Everyone knows that ENSO cycles correlate strongly to warm and cool periods throughout the globe. That is not under discussion, and it is certainly not a "spurious correlation". Matching an erratic time-series that represents ocean oscillations to an erratic time series representing global temperature can not be jiggered.
It is also well known that strong volcanic eruptions can cool the climate for a few years. This also can not be jiggered.
Dish this data up on a silver platter and Goodmann still wouldn't know what to do with it.
"It is also well known that strong volcanic eruptions can cool the climate for a few years."

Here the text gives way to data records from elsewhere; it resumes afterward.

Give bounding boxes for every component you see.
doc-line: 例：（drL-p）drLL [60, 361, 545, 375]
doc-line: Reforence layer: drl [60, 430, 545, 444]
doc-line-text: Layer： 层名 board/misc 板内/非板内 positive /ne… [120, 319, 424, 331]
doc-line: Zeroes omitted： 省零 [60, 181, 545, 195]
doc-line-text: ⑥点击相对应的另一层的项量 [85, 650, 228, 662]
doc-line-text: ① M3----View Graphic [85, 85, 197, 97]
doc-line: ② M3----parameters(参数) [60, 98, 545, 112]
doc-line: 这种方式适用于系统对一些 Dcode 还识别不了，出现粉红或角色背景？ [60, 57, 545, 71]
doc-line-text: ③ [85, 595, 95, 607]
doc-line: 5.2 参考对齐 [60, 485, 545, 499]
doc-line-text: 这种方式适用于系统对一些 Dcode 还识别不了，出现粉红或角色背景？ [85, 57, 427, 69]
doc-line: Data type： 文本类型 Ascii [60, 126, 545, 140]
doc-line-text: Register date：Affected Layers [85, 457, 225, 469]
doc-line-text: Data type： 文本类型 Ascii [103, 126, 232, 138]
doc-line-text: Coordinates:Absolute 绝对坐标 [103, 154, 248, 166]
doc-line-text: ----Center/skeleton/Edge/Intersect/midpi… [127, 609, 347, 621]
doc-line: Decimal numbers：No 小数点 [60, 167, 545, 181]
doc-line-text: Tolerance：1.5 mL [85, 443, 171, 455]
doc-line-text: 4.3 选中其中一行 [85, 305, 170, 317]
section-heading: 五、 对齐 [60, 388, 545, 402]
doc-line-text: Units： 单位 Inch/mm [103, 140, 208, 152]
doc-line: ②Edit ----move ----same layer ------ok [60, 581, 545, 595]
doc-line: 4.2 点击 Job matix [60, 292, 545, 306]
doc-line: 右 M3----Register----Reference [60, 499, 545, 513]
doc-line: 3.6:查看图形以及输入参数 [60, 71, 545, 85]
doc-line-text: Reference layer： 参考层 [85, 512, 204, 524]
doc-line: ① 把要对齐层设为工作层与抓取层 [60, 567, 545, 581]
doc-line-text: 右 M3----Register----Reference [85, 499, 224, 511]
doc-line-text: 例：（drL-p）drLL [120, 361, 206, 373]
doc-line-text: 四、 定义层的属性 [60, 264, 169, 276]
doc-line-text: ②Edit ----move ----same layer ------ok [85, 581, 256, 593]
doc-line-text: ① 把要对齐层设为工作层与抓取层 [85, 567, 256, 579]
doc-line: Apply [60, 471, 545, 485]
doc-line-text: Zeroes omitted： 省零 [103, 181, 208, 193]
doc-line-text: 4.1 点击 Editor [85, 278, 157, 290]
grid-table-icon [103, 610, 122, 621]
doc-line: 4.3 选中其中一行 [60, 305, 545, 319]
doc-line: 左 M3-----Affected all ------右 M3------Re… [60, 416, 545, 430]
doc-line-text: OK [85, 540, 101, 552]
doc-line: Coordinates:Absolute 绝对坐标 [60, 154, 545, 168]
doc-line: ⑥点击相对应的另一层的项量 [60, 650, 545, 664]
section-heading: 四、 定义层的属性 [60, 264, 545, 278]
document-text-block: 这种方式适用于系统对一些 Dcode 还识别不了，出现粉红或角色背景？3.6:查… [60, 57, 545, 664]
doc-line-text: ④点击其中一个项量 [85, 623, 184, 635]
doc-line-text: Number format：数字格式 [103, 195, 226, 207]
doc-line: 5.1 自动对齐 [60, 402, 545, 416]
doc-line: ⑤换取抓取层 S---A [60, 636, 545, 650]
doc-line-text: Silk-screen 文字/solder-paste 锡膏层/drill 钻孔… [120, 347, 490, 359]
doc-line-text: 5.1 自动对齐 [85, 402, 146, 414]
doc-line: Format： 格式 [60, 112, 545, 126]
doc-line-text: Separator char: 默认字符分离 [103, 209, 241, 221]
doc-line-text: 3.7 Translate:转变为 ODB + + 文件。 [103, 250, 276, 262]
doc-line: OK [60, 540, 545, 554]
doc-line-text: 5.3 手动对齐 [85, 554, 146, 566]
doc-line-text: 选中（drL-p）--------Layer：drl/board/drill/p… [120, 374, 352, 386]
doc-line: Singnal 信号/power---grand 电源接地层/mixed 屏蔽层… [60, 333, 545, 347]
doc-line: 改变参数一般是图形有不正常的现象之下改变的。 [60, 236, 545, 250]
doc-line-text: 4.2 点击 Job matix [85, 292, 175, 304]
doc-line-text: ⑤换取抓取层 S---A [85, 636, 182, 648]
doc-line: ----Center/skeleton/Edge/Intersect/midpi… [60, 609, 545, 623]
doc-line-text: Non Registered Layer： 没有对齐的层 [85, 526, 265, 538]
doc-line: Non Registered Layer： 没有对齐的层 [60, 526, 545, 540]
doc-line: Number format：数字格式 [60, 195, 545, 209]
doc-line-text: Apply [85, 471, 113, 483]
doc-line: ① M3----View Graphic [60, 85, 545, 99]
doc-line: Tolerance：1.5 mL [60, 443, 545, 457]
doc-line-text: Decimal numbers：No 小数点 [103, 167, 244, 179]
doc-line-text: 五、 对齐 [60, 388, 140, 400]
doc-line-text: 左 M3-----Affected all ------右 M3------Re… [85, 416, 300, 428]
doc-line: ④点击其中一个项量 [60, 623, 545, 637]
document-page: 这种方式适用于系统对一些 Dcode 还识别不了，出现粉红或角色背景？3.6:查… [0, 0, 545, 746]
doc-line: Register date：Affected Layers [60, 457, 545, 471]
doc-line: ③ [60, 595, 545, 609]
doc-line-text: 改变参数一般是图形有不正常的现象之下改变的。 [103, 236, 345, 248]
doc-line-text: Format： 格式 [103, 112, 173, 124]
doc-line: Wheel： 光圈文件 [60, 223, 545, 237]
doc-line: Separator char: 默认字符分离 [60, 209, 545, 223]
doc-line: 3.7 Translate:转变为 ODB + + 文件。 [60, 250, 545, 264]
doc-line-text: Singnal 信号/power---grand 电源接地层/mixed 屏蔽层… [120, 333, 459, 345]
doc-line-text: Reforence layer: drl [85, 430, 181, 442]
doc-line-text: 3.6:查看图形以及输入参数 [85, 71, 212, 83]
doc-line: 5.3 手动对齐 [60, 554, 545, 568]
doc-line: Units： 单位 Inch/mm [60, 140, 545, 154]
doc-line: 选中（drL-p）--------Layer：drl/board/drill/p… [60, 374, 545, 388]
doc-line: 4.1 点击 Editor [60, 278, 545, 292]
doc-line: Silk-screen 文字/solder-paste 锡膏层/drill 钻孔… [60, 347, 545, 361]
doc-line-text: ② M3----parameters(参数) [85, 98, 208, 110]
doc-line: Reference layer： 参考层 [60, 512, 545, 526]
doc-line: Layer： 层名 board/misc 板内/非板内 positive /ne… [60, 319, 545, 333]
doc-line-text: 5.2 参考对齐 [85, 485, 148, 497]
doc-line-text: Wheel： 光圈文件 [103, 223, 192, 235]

DeleteI did not say anything to the contrary, in fact I linked you to an article I've just done investing this very thing. It can be "jiggered" if you do not account for the proper relationship between radiative forcing and surface temperature. This is what is most commonly done as I documented in a list of references in that article. You appear to make the same mistake.
One of the results is an spurious apparent warming several years after and eruption after ENSO and volcanoes have been supposedly removed. This was noted in Santer 2014. I explained where this comes from.
In doing your kind of scatter-gun multivariate analysis this will get falsely attributed to another variable , likely CO2. That will not prevent you getting a high correlation coeff. if you have enough variables.
BTW, dLOD is mostly transfer of momentum from solid earth to atmosphere, via evaporation and rainfall, so you are using a symptom of temperature change as a causative variable.
But don't worry all that is just FUD, you're definitely onto a "winner" with a score like 98% . I haven't seen anything that impressive since Pratt's global warming to within a millikelvin farce.
"
DeleteIt can be "jiggered" if you do not account for the proper relationship between radiative forcing and surface temperature.
"
Actually it's just a first-order perturbation. Get used to using differentials.
How can you remove a "spurious apparent warming" -- just because you don't like what you see?
LOD anomaly is useful because it reveals the trendless long-term temperature variability. The significance is that the trend is removed. Just like the trend is missing in the SOI as well. This leaves the trend in the residual, and you can either attribute that to an effective log(CO2) or you are going to have to get very creative.
But then when you say "I haven't seen anything that impressive since Pratt's global warming to within a millikelvin farce.", I realize that you have truly jumped the shark, as Pratt applied a smoothing filter that essentially removed all the fine detail that I am trying to model. And you apparently are now trying to do the same thing with these multi-year filters that you are playing around with.
Are you really that deceitful? At least I am honest in not removing the interesting part of the time-series. Get serious and use the data as is with minimal filtering, just as I asserted in my first comment today.
Or are you afraid of what you are going to find?